For our 25th anniversary reunion - Silver - we produced a souvenir program where I wrote one of the articles.
I just want to share it here...
I am a writer. I have been a
professional writer for so many years so this shouldn’t be hard, right? But it
is. It is hard to collect my thoughts and even harder to put them on paper. Teacher
Lorna said that I should write prose as befitting my other life as a romance
writer. Yes, I am an arts manager, events producer by day (and certain nights)

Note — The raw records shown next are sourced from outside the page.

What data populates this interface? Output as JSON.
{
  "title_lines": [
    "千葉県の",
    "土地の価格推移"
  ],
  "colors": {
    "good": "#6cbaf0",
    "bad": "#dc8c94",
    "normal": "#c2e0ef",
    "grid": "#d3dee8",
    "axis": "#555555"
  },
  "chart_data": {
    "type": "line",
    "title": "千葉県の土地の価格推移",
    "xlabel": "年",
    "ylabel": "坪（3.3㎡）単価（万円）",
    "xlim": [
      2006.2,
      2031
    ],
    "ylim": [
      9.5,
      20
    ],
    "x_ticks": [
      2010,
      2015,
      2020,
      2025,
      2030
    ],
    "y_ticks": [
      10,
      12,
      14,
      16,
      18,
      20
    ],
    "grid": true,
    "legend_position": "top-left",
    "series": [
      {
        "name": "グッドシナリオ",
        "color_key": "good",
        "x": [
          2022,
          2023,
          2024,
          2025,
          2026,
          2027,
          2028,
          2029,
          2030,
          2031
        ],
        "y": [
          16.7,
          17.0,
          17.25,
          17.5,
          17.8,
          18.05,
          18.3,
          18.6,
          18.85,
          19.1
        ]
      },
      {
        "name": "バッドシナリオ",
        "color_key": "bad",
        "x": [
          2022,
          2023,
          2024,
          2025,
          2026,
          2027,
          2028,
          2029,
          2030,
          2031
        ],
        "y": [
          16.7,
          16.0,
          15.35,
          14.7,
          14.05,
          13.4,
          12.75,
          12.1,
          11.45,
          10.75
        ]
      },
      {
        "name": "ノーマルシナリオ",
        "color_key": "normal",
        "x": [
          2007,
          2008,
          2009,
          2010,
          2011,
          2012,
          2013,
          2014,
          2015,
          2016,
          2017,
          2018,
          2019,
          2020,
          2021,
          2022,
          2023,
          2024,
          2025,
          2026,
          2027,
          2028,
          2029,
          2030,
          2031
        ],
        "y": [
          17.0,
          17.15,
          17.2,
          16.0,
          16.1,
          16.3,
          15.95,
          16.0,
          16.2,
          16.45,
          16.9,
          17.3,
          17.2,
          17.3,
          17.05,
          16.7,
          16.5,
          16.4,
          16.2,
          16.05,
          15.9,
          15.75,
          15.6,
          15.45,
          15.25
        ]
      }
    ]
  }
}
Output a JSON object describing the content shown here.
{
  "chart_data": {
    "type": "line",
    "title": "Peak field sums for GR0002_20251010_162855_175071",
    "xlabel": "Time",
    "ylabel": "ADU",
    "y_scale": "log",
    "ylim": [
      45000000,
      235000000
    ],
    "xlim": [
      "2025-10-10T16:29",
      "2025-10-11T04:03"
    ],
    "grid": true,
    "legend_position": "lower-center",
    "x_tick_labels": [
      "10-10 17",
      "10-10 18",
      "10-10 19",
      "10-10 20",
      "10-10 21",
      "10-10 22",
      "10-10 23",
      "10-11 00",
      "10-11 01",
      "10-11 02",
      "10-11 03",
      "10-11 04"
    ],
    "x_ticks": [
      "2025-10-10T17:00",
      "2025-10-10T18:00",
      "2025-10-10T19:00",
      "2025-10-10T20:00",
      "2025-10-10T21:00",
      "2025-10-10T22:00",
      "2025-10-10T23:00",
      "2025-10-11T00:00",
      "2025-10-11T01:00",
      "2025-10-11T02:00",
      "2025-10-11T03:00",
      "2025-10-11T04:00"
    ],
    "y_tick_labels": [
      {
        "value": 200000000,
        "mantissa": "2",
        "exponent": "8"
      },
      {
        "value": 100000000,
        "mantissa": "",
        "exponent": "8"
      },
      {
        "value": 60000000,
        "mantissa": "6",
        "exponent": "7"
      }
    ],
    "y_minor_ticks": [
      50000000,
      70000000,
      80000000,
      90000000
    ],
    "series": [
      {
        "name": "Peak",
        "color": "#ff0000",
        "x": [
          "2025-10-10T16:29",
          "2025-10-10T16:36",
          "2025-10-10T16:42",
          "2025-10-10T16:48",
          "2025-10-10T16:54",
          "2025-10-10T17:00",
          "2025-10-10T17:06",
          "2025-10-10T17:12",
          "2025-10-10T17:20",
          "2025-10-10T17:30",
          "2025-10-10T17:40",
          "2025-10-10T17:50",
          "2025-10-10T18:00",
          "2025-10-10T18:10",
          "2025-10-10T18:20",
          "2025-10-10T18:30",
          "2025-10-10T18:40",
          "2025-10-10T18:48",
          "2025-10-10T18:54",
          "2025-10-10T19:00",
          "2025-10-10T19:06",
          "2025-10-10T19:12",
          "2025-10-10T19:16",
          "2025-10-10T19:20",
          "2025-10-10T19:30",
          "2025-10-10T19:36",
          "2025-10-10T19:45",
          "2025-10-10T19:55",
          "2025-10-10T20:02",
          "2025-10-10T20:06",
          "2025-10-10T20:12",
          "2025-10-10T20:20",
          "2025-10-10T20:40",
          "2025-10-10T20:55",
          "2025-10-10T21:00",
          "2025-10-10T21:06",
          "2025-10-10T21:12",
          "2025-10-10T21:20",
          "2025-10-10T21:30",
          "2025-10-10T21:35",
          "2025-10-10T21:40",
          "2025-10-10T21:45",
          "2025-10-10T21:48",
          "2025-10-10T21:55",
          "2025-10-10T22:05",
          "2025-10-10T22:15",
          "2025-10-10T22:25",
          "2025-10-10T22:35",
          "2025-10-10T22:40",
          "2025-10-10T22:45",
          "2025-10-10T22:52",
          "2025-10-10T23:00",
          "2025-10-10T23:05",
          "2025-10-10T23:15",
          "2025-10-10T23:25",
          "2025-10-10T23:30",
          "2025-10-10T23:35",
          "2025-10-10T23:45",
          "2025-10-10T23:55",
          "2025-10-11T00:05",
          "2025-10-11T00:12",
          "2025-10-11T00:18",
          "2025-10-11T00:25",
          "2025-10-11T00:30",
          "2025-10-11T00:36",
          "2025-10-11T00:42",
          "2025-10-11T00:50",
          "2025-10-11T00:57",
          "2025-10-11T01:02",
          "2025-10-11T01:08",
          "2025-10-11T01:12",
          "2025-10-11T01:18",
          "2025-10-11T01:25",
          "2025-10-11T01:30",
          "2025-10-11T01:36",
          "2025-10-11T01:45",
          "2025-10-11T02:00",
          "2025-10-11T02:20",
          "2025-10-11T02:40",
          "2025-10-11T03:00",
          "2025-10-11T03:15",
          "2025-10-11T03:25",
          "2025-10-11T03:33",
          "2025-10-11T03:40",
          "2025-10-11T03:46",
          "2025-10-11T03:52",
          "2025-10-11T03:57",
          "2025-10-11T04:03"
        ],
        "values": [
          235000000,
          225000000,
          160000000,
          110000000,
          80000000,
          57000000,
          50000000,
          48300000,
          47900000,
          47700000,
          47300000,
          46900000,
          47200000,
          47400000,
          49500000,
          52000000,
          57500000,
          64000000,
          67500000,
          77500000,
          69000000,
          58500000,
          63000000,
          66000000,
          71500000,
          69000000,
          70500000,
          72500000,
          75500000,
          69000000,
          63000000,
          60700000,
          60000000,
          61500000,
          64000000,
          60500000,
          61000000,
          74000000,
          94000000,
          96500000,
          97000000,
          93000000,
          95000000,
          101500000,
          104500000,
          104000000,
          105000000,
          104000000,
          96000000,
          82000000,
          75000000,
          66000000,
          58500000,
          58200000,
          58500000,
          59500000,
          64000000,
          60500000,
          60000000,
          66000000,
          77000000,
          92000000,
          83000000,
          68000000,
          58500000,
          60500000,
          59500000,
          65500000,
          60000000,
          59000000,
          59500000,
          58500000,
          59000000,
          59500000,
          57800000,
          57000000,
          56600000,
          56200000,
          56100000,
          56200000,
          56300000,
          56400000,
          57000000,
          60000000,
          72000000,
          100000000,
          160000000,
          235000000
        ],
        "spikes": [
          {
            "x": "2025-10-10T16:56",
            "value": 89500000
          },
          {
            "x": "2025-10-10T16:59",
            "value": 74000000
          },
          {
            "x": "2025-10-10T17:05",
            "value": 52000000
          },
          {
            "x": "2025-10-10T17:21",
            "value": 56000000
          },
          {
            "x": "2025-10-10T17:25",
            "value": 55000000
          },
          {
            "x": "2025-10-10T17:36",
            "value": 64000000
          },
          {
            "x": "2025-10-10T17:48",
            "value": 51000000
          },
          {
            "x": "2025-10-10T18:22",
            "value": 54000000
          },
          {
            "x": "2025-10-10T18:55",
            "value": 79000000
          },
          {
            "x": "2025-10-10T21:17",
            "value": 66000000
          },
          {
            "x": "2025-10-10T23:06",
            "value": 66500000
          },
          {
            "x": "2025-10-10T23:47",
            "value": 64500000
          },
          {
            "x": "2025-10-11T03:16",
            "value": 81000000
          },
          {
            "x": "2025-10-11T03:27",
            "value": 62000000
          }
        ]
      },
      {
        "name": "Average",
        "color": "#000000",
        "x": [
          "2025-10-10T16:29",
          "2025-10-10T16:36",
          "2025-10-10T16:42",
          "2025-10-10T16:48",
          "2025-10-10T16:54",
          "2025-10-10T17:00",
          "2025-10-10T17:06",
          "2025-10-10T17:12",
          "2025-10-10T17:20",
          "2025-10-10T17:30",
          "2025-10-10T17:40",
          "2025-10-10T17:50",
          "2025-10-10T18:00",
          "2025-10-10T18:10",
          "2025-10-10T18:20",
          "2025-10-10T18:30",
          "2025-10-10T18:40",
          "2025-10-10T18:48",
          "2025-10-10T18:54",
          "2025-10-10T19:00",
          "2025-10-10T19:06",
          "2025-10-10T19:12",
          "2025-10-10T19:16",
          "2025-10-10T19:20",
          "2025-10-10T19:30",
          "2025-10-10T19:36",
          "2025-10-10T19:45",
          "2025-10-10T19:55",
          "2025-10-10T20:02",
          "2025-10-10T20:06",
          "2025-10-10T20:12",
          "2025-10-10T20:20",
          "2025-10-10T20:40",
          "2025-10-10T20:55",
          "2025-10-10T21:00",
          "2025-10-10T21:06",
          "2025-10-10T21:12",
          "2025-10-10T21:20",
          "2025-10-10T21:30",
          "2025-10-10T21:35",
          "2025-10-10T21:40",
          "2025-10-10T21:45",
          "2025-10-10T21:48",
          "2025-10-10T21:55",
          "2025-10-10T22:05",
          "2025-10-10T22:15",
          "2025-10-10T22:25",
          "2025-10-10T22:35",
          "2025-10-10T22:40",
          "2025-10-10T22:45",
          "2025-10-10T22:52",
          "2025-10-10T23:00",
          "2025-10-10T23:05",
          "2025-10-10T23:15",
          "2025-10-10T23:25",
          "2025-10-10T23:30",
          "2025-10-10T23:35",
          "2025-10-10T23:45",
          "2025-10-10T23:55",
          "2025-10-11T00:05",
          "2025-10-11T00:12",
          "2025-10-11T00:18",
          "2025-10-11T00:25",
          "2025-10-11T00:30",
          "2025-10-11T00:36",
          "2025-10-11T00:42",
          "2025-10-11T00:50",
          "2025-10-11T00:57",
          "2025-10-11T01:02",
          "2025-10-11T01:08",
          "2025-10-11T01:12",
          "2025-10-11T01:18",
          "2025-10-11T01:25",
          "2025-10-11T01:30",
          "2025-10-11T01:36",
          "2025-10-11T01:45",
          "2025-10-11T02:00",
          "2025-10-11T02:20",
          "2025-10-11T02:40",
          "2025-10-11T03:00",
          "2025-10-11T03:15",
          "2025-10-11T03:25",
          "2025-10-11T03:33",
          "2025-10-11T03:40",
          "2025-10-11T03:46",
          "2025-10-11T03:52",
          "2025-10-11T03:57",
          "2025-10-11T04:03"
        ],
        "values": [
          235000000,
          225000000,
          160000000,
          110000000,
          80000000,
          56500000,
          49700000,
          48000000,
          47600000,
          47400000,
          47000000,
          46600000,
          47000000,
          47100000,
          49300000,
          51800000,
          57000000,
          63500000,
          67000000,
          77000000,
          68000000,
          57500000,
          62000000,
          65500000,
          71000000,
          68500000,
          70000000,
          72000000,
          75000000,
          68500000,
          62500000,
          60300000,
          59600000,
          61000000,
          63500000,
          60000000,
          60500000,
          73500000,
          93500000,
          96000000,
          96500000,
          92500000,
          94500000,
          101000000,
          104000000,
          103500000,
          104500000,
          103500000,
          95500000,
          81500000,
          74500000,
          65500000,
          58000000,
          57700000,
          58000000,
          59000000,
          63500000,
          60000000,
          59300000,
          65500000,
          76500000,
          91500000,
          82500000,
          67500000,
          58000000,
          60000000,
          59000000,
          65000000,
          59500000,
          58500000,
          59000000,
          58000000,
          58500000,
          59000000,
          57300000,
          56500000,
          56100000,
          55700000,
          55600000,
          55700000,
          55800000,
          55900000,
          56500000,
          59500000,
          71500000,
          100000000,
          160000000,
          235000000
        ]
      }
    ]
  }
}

and romance writer any time in between the calls of duty for the day job.
So, should I
begin with the classic opening to all fairy tales? After all, those tales were the first
romantic stories we knew.
Once upon a time in a Kingdom far
away…
Once upon a
time we were sixteen. We lived in a
sheltered fairyland called Canossa College surrounded by beautiful trees and
freshly painted blue walls and a quiet chapel where the nuns who took care of
us prayed in silence or taught us religion and reflection.
And then,
the wolf came and blew away the roofs and the walls of our fairy tale house of
dreams until it’s just us and the big sky and the world and something bigger
than we all have imagined – REALITY. We found out that there isn’t always a
prince to come to our rescue. So we learned. And we grew stronger. And we grew
more confident that no wolf could eat us because we have fortified our walls
with something stronger than straw or wood or even concrete and it is called
courage.
I never
thought I would be a single mother. I
thought I was too smart for that. But at age twenty four, while working my way
up the career ladder at a semi-dizzying pace, I found out I was pregnant. The
world stopped. Not a few people thought
I was crazy to decide to refuse to marry (or allow the father to refuse to
marry me depending on whose perspective) and raise a child on my own. I had enough savings to stop working at month
6 and up, for maternity and maybe 2-3 months of after-birth expenses. But that
was all. That and the love of a family who supported my decision. After the mandatory rest, I stood and picked myself
up from where the world stopped and started working again.
Sixteen
years later, my son is in college, I enjoy a modest popularity as Angel
Bautista the romance writer and I am a Program Director at one of the top
theater companies in the Philippines. I
must say, I am better than ever. On one
hand, I am proud of those things. On the other, please believe that I say this
with so much humility because the past 25 years have been filled with one
lesson in humility after another. I
won’t tell you the details because you might cry and it would make my heart
bleed again. For it has been a series of bloody battles I’ve been through. I didn’t win them all though I promise I will
eventually win the war. After all, I am the heroine of my own life.
So are you.
We are all
heroines in our own life stories.
A bad
example of a heroine is one whose character remains the same throughout an
entire novel. She is passive and uninteresting but she gets the boy in the end so we can cheer her for her good
luck. A better heroine would be someone who emerges from nothing and wins it
all in the end, including the love of the proverbial Prince Charming. The greater heroine is someone who once had
everything, loses it and finds it again. She creates a better dramatic
arch. She is the Princess who fell from
grace and rose again. She is the
sheltered but feisty girl who gets her fragile heart beaten so many times but
instead of dying or sleeping for years, would choose to be strong to take on
all the challenges that came her way with flourish and grace.
The second
heroine started out with nothing much to lose but the third one knows what’s at
stake, what she needs to protect so she doesn’t lose them again. Reading her
would be like a roller coaster ride – one moment on top of the world and the
next crashing down and then up again. What the romance novels don’t tell us is
that the best heroine of all is the one
who knew that she can find her happy ever after with or without (and
maybe sometime better without) that handsome heroic alpha male of yore. Happiness,
after all, is a choice.
A heroine of
my soon to be published book in a series called THE REALITY SHOW, said this. “I used to define perfection by everything
beautiful and right in my life. But now I know, perfection is in knowing that
life isn't perfect but knowing too that you can live and be happy and continue
to grow despite that. Perfection is the human capacity to heal despite the
pain, to smile and find joy again despite the moments of sorrows, and to love
despite imperfections.”
You are the heroine
of your life. What’s your spin?
In book signing
events or writers’ talk, I would invariably get asked: Where do you get your
inspiration?
My response will always be this simple: from living and loving, and ultimately in deciding to find inspiration in everything that life and love has to offer.
Cheers!
Happy Silver Anniversary to us beautiful heroines of Batch ’88!